Like Warhol, Dalí at this stage of his career is an art factory, signing blank papers for lithographs to be printed on later. Rupert Graves is Dalí’s agent Captain Peter Moore, who encouraged this dilution of the brand as well as the mass production of prints falsely marketed as lithographs. James, though, sees authenticity in Dalí’s ceaseless self-fashioning, and sheds the inhibitions of his conventional upbringing thanks to the artist’s Promethean dispatches from the deepest subconscious. Dalí “takes me inside his dreams”, James says rapturously—because the filmmakers can’t show the art that sparked this epiphany, the line comes off as unintentionally comic as well as completely generic.

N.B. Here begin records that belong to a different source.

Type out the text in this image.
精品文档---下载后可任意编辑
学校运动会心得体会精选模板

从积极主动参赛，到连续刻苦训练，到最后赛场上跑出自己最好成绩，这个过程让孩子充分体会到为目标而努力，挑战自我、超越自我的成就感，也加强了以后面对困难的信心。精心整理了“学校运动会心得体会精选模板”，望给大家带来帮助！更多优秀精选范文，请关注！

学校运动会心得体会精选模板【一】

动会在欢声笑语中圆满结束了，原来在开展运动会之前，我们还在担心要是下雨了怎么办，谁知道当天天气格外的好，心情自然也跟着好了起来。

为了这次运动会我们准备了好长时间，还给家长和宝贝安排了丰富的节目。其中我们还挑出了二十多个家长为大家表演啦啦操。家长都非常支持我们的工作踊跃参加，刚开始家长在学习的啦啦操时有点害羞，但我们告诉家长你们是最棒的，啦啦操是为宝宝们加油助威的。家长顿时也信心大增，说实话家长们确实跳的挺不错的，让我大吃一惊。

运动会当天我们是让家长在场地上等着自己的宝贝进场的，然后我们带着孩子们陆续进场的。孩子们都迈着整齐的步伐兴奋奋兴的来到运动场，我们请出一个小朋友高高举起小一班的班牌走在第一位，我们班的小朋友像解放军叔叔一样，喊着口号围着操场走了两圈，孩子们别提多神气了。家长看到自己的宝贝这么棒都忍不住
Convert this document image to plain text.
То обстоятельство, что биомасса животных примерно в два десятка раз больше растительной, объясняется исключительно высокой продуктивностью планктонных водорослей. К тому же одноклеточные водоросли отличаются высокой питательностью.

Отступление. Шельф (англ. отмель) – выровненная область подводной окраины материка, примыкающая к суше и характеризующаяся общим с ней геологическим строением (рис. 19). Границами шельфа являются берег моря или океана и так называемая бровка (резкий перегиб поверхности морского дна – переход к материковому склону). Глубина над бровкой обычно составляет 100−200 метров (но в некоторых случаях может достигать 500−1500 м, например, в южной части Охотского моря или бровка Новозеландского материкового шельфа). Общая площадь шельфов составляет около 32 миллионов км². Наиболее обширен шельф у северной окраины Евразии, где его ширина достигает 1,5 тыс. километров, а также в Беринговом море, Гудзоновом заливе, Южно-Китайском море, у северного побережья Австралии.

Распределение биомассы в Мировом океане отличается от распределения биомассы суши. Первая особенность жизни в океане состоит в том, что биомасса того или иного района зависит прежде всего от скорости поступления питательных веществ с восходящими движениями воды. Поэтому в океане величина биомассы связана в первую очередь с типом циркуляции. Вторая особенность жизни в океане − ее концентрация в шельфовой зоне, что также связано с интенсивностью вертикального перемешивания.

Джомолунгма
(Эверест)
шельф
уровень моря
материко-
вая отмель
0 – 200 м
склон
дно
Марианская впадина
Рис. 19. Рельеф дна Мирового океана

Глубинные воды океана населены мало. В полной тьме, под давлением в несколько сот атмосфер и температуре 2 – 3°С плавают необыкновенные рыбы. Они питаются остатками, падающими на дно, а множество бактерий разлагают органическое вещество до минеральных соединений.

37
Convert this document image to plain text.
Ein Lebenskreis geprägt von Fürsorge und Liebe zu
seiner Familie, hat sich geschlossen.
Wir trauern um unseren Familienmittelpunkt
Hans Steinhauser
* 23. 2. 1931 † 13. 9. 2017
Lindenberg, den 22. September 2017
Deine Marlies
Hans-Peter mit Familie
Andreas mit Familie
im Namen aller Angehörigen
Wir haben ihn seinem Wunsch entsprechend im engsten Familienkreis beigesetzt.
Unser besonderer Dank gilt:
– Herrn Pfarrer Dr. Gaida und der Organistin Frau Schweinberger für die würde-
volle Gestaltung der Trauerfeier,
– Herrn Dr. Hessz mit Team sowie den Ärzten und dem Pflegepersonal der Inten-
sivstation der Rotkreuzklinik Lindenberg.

Having James be nicknamed “Saint Sebastian—the patron saint of homoerotic art” is one way Harron and Walsh emphasise the queerness of Dalí’s milieu. His and Gala’s intense romance, non-monogamous and largely sexless but still marked by volatile need and jealousy, as well as his own predilection towards candaulism, suggest Surrealism’s anarchic rejection of normative hierarchies, sexual and otherwise.
Significant among Dalí and Gala’s retinue in Dalíland are the model Amanda Lear, Dalí’s disco muse, played by the transgender woman Andreja Pejic. Rumours and innuendo about Lear’s gender identity, and Dalí’s role in her purported transition, were the source of her mystique; in the press notes, Harron matter-of-factly describes the still-living Lear as trans, a status she has never publicly confirmed. The glam-adjacent rocker Alice Cooper, once you get past the makeup, seems like a difficult celebrity to imitate distinctively and entertainingly. The casting of the non-binary Ezra Miller as the young Dalí in a few brief flashbacks fits this theme, as well, though the choice has backfired for reasons outside of Harron’s control.
In any case, this feels like window dressing on a by-the-numbers biopic no one needed or will long remember; Dalíland’s use of multiple songs from the Velvet Goldmine soundtrack only serves to remind viewers of what a truly radical artist’s-life film feels like.